The expertise of the Lancaster physics team is in measurements at ultra-low temperature. Their equipment is capable of cooling small objects to temperatures as low as 1.6 millidegrees using a method called dilution refrigeration that's based on the mixing of two liquid helium isotopes, helium-3 (3He) and helium-4 (4He). When a mixture of these fluids is cooled below 1 kelvin, the less dense (3He) floats atop the (4He), although some (3He) atoms remain in the bottom (4He) layer. Since the vapor pressure of (3He) is higher than that of (4He), pumping the vapor will cause these atoms to migrate to the top layer. Energy is required for this transfer, and the overall effect is to cool the liquid helium mixture.

Lego pieces in a helium dilution refrigerator

Lego® pieces in the Lancaster University helium dilution refrigerator.

Just visible is a stack of Lego® bricks at the left, hidden by a supporting rod. A Lego® figure of a "Cryonaut" can be seen at the center.

(Still image from a Lancaster University YouTube Video.)


Why is it important to measure the low temperature thermal conductivity of Lego® pieces? Dilution refrigerators, such as the one used by Lancaster physics team in this experiment, require a high degree of thermal isolation from the environment, and this is accomplished by low thermal conductivity radiation shield spacers and support rods.[3] Some plastic materials with low thermal conductivity are available, but they are expensive. LEGO® blocks are quite inexpensive, have good mechanical properties; and, as the experiment has shown, exhibit a thermal conductivity that's lower than commonly used materials.[2]
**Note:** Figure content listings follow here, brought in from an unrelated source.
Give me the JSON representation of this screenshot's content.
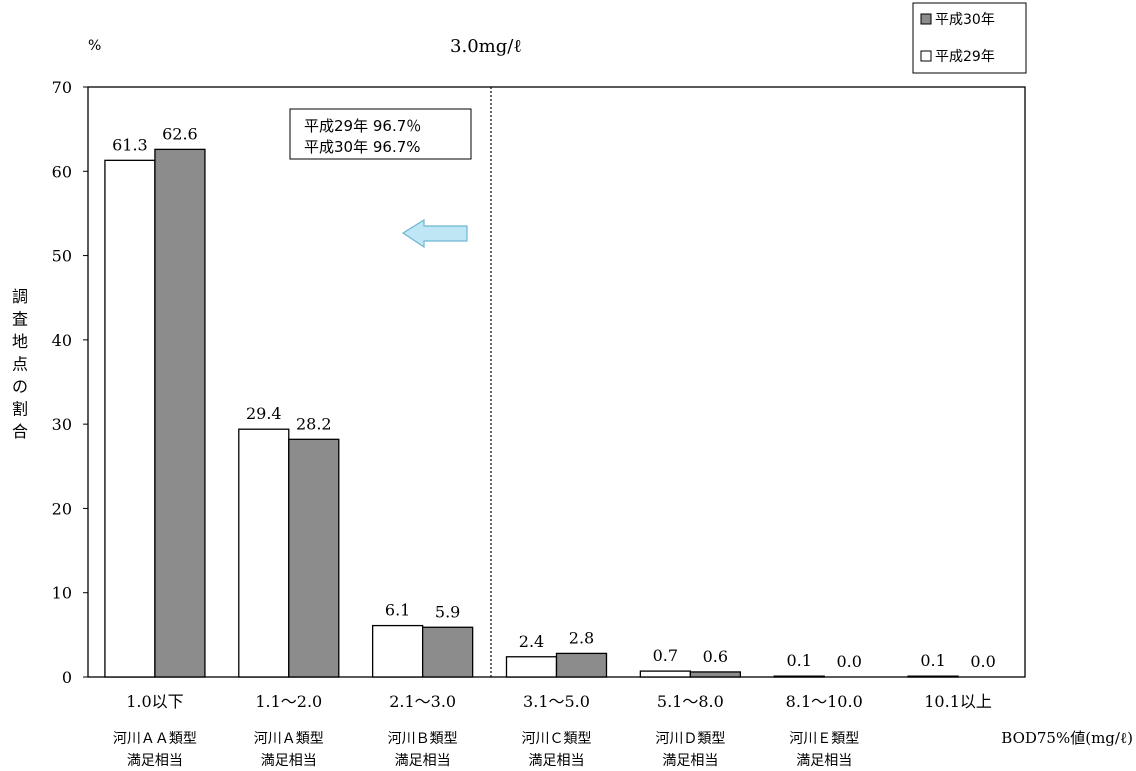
{
  "chart_data": {
    "type": "bar",
    "y_unit": "%",
    "threshold_label": "3.0mg/ℓ",
    "ylabel": "調査地点の割合",
    "xlabel": "BOD75%値(mg/ℓ)",
    "ylim": [
      0,
      70
    ],
    "yticks": [
      "0",
      "10",
      "20",
      "30",
      "40",
      "50",
      "60",
      "70"
    ],
    "categories": [
      "1.0以下",
      "1.1～2.0",
      "2.1～3.0",
      "3.1～5.0",
      "5.1～8.0",
      "8.1～10.0",
      "10.1以上"
    ],
    "category_notes": [
      [
        "河川ＡＡ類型",
        "満足相当"
      ],
      [
        "河川Ａ類型",
        "満足相当"
      ],
      [
        "河川Ｂ類型",
        "満足相当"
      ],
      [
        "河川Ｃ類型",
        "満足相当"
      ],
      [
        "河川Ｄ類型",
        "満足相当"
      ],
      [
        "河川Ｅ類型",
        "満足相当"
      ],
      [
        "",
        ""
      ]
    ],
    "series": [
      {
        "name": "平成29年",
        "values": [
          61.3,
          29.4,
          6.1,
          2.4,
          0.7,
          0.1,
          0.1
        ],
        "labels": [
          "61.3",
          "29.4",
          "6.1",
          "2.4",
          "0.7",
          "0.1",
          "0.1"
        ],
        "color": "#ffffff"
      },
      {
        "name": "平成30年",
        "values": [
          62.6,
          28.2,
          5.9,
          2.8,
          0.6,
          0.0,
          0.0
        ],
        "labels": [
          "62.6",
          "28.2",
          "5.9",
          "2.8",
          "0.6",
          "0.0",
          "0.0"
        ],
        "color": "#8c8c8c"
      }
    ],
    "legend_order": [
      "平成30年",
      "平成29年"
    ],
    "legend_position": "top-right",
    "annotation": [
      "平成29年 96.7％",
      "平成30年 96.7%"
    ],
    "arrow_direction": "left",
    "arrow_color": "#a8d8ec",
    "divider": "dotted line between 2.1～3.0 and 3.1～5.0",
    "grid": false
  }
}
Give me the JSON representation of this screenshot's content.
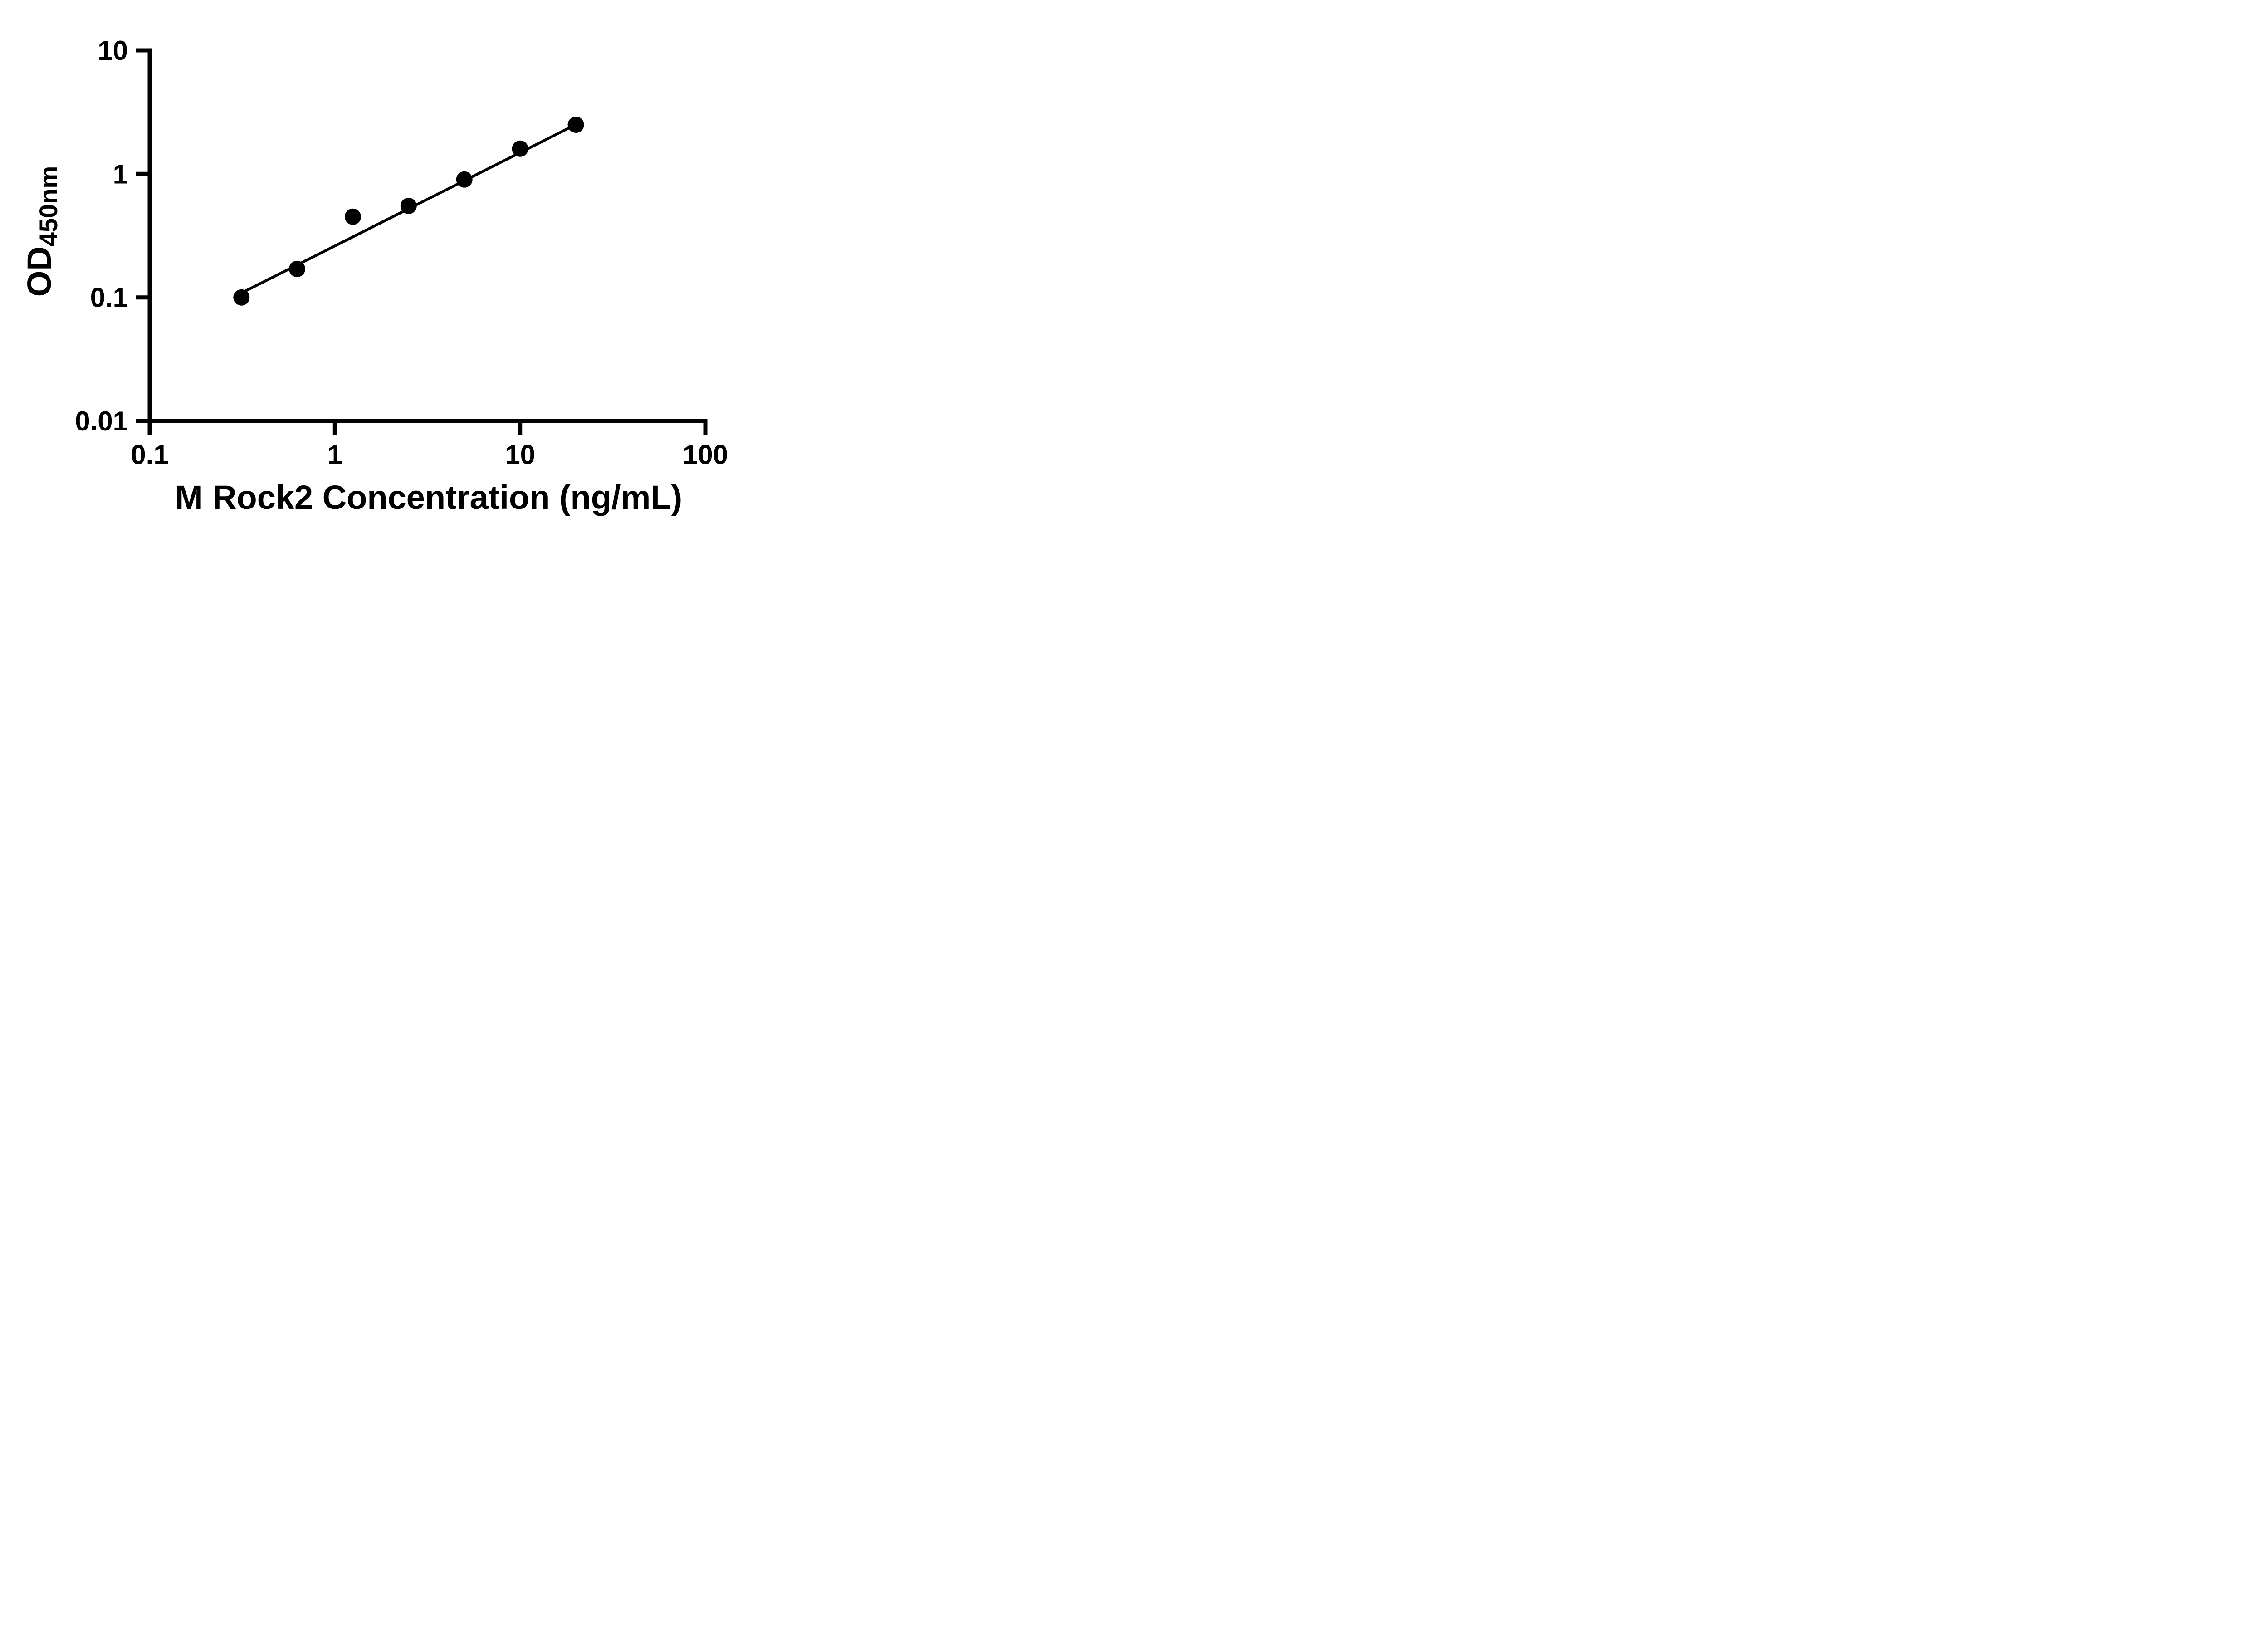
{
  "chart_data": {
    "type": "scatter",
    "title": "",
    "xlabel": "M Rock2 Concentration (ng/mL)",
    "ylabel": "OD",
    "ylabel_subscript": "450nm",
    "x_scale": "log",
    "y_scale": "log",
    "xlim": [
      0.1,
      100
    ],
    "ylim": [
      0.01,
      10
    ],
    "grid": false,
    "legend": false,
    "axis_color": "#000000",
    "background": "#ffffff",
    "x_ticks": [
      {
        "value": 0.1,
        "label": "0.1"
      },
      {
        "value": 1,
        "label": "1"
      },
      {
        "value": 10,
        "label": "10"
      },
      {
        "value": 100,
        "label": "100"
      }
    ],
    "y_ticks": [
      {
        "value": 10,
        "label": "10"
      },
      {
        "value": 1,
        "label": "1"
      },
      {
        "value": 0.1,
        "label": "0.1"
      },
      {
        "value": 0.01,
        "label": "0.01"
      }
    ],
    "series": [
      {
        "marker": "circle",
        "marker_radius": 18,
        "color": "#000000",
        "points": [
          {
            "x": 0.313,
            "y": 0.1
          },
          {
            "x": 0.625,
            "y": 0.17
          },
          {
            "x": 1.25,
            "y": 0.45
          },
          {
            "x": 2.5,
            "y": 0.55
          },
          {
            "x": 5,
            "y": 0.9
          },
          {
            "x": 10,
            "y": 1.6
          },
          {
            "x": 20,
            "y": 2.5
          }
        ]
      }
    ],
    "fit_line": {
      "color": "#000000",
      "points": [
        {
          "x": 0.33,
          "y": 0.113
        },
        {
          "x": 0.625,
          "y": 0.183
        },
        {
          "x": 1.25,
          "y": 0.309
        },
        {
          "x": 2.5,
          "y": 0.522
        },
        {
          "x": 5,
          "y": 0.881
        },
        {
          "x": 10,
          "y": 1.487
        },
        {
          "x": 20,
          "y": 2.51
        }
      ]
    }
  }
}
The measured thermal conductance of the stack of LEGO® blocks was (8.7 ± 0.3) x 10−5 T1.75±0.02 WK−1 m−1 in the temperature range from 70 mK to 1.8 K. One reason for the low thermal conductivity is the minimal surface contact made between assembled bricks that leads to a high thermal resistance (see figure).[2]

Figure caption

Left image, a graph of the experimental thermal conductivity data in which the vertical temperature gradient across the stack of Lego® bricks is plotted against the heat load. Right image, a cross-section of the Lego® brick connections showing the minimal contacting surfaces that lead to high thermal resistance. Both images are from Ref. 2, and they are licensed under the Creative Commons Attribution 4.0 International License.[2]
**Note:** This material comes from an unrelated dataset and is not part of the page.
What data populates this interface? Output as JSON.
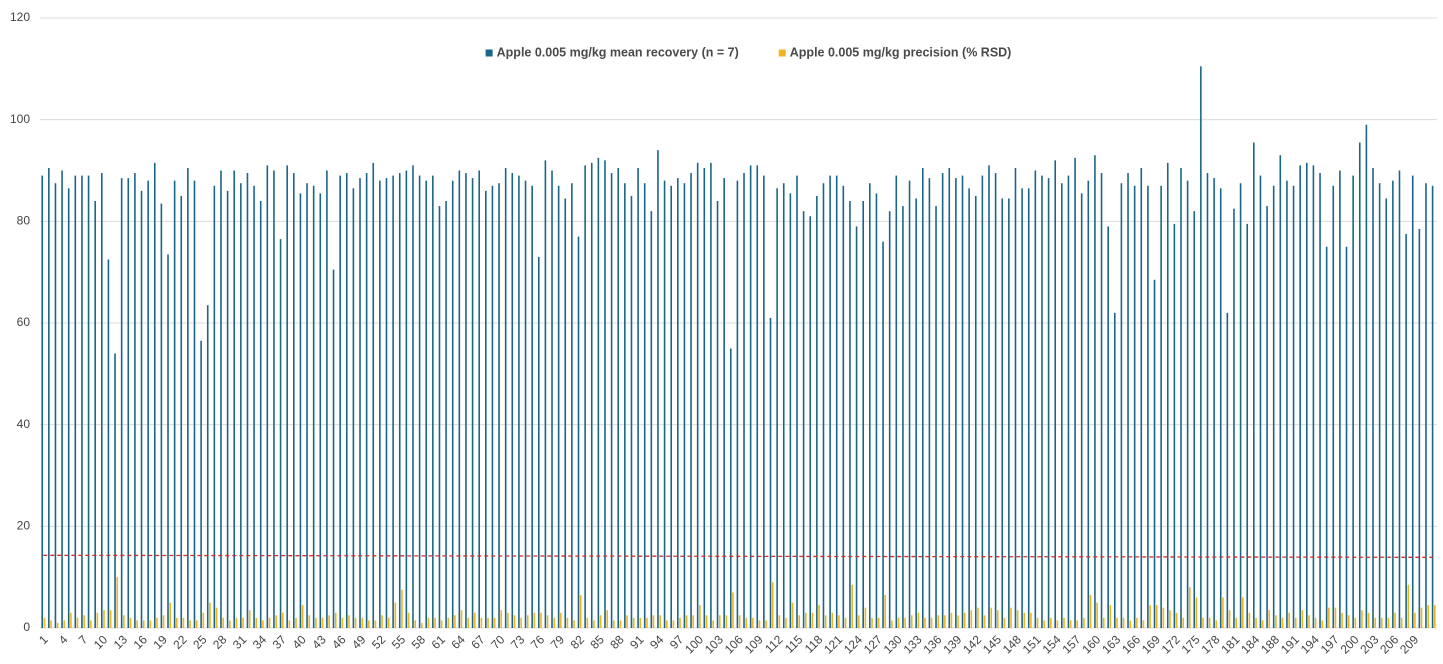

As Dmitry Zmeev, a lecturer and EPSRC Research Fellow at Lancaster University who led the research team, explains,
"Our results are significant because we found that the clamping arrangement between the LEGO® blocks causes the LEGO® structures to behave as an extremely good thermal insulator at cryogenic temperatures... This is very desirable for construction materials used for the design of future scientific equipment like dilution refrigerators." [3]
The Lancaster team's next step is to design, 3D print, and test an improved thermal insulator for dilution refrigerators.[3]

References:

  1. William J. Brindley and Robert A. Miller, "Thermal Barrier Coating Evaluation Needs," NASA Technical Memorandum 103708, Lewis Research Center (Cleveland, Ohio, 1990), Prepared for the Conference on Nondestructive Evaluation of Modern Ceramics, Columbus, Ohio, July 9-12, 1990 (PDF File).
  2. J. M. A. Chawner, A. T. Jones, M. T. Noble, G. R. Pickett, V. Tsepelin, and D. E. Zmeev, "LEGO® Block Structures as a Sub-Kelvin Thermal Insulator," Scientific Reports, vol. 9, article no. 19642, December 23, 2019, doi:10.1038/s41598-019-55616-7. This is an open access article with a PDF file here.
  3. The coolest LEGO® in the Universe, Lancaster University Press Release, December 23, 2019.
  4. The World's Coolest LEGO Set, Lancaster University YouTube Video, December 23, 2019.
  5. Ruth Alexander, "How tall can a Lego tower get?" BBC News, December 4, 2012.